どうかしたのだろうか。相手の表情の意図が汲めず、首を横に折った。
「祈姉ちゃんって、その友達が好きなんじゃないの?」
投げられた質問に「え」と短く声が漏れる。海里と全く同じ表情を見せた私の頭の中は、一瞬にして真っ白に染まった。
私が陽向を好き?
「話を聞く限りそうとしか思えないよ。ていうか、絶対好きでしょ。」
「そんな…「だって、普通友達に対して胸が締め付けられたりしないよ。」」
開口しかけていた私の言葉をぴしゃりと遮断した海里の一言に、酷く困惑する。私が陽向を好き。そんなの、考えた事もなかった。海里に指摘された内容を咀嚼するばする程、確かに陽向を前にした時の自分の心身の反応は、友達に対するそれとは逸脱しているなと感じる。
だからこそ反論の言葉が何も出てこなかった。
真っ白になった頭に唯一浮かぶ陽向の顔に、胸がドキリと音を立てる。そしてすぐにバクバクと心音は大きくなり、頬がジワジワと熱を孕んでいくのが分かった。

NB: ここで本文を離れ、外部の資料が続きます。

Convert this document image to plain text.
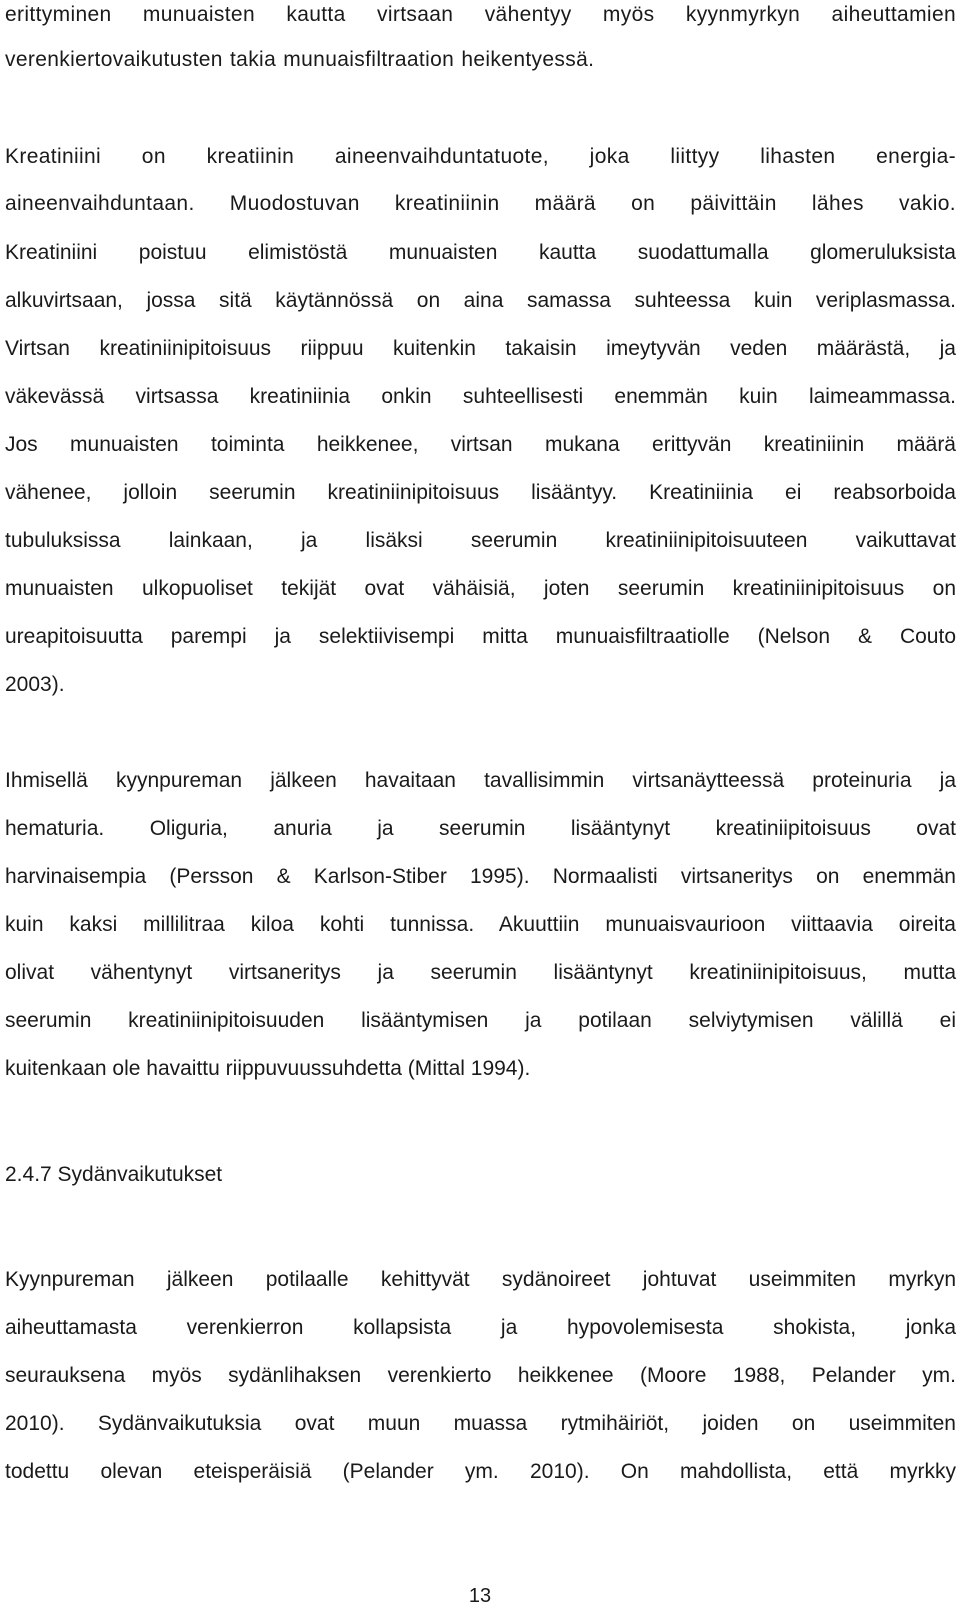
erittyminen munuaisten kautta virtsaan vähentyy myös kyynmyrkyn aiheuttamien
verenkiertovaikutusten takia munuaisfiltraation heikentyessä.
Kreatiniini on kreatiinin aineenvaihduntatuote, joka liittyy lihasten energia-
aineenvaihduntaan. Muodostuvan kreatiniinin määrä on päivittäin lähes vakio.
Kreatiniini poistuu elimistöstä munuaisten kautta suodattumalla glomeruluksista
alkuvirtsaan, jossa sitä käytännössä on aina samassa suhteessa kuin veriplasmassa.
Virtsan kreatiniinipitoisuus riippuu kuitenkin takaisin imeytyvän veden määrästä, ja
väkevässä virtsassa kreatiniinia onkin suhteellisesti enemmän kuin laimeammassa.
Jos munuaisten toiminta heikkenee, virtsan mukana erittyvän kreatiniinin määrä
vähenee, jolloin seerumin kreatiniinipitoisuus lisääntyy. Kreatiniinia ei reabsorboida
tubuluksissa lainkaan, ja lisäksi seerumin kreatiniinipitoisuuteen vaikuttavat
munuaisten ulkopuoliset tekijät ovat vähäisiä, joten seerumin kreatiniinipitoisuus on
ureapitoisuutta parempi ja selektiivisempi mitta munuaisfiltraatiolle (Nelson & Couto
2003).
Ihmisellä kyynpureman jälkeen havaitaan tavallisimmin virtsanäytteessä proteinuria ja
hematuria. Oliguria, anuria ja seerumin lisääntynyt kreatiniipitoisuus ovat
harvinaisempia (Persson & Karlson-Stiber 1995). Normaalisti virtsaneritys on enemmän
kuin kaksi millilitraa kiloa kohti tunnissa. Akuuttiin munuaisvaurioon viittaavia oireita
olivat vähentynyt virtsaneritys ja seerumin lisääntynyt kreatiniinipitoisuus, mutta
seerumin kreatiniinipitoisuuden lisääntymisen ja potilaan selviytymisen välillä ei
kuitenkaan ole havaittu riippuvuussuhdetta (Mittal 1994).
2.4.7 Sydänvaikutukset
Kyynpureman jälkeen potilaalle kehittyvät sydänoireet johtuvat useimmiten myrkyn
aiheuttamasta verenkierron kollapsista ja hypovolemisesta shokista, jonka
seurauksena myös sydänlihaksen verenkierto heikkenee (Moore 1988, Pelander ym.
2010). Sydänvaikutuksia ovat muun muassa rytmihäiriöt, joiden on useimmiten
todettu olevan eteisperäisiä (Pelander ym. 2010). On mahdollista, että myrkky
13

「それに何より、その人の事を話している祈姉ちゃんの笑顔がとっても綺麗。それが祈姉ちゃんが友達の彼を恋愛対象として好いていると云う何よりの証拠だと思うけど?」
面白い遊びを見つけた子供の如く、ニヤリと口角を吊り上げた海里が徐に伸ばした手が、私との距離を縮めていく。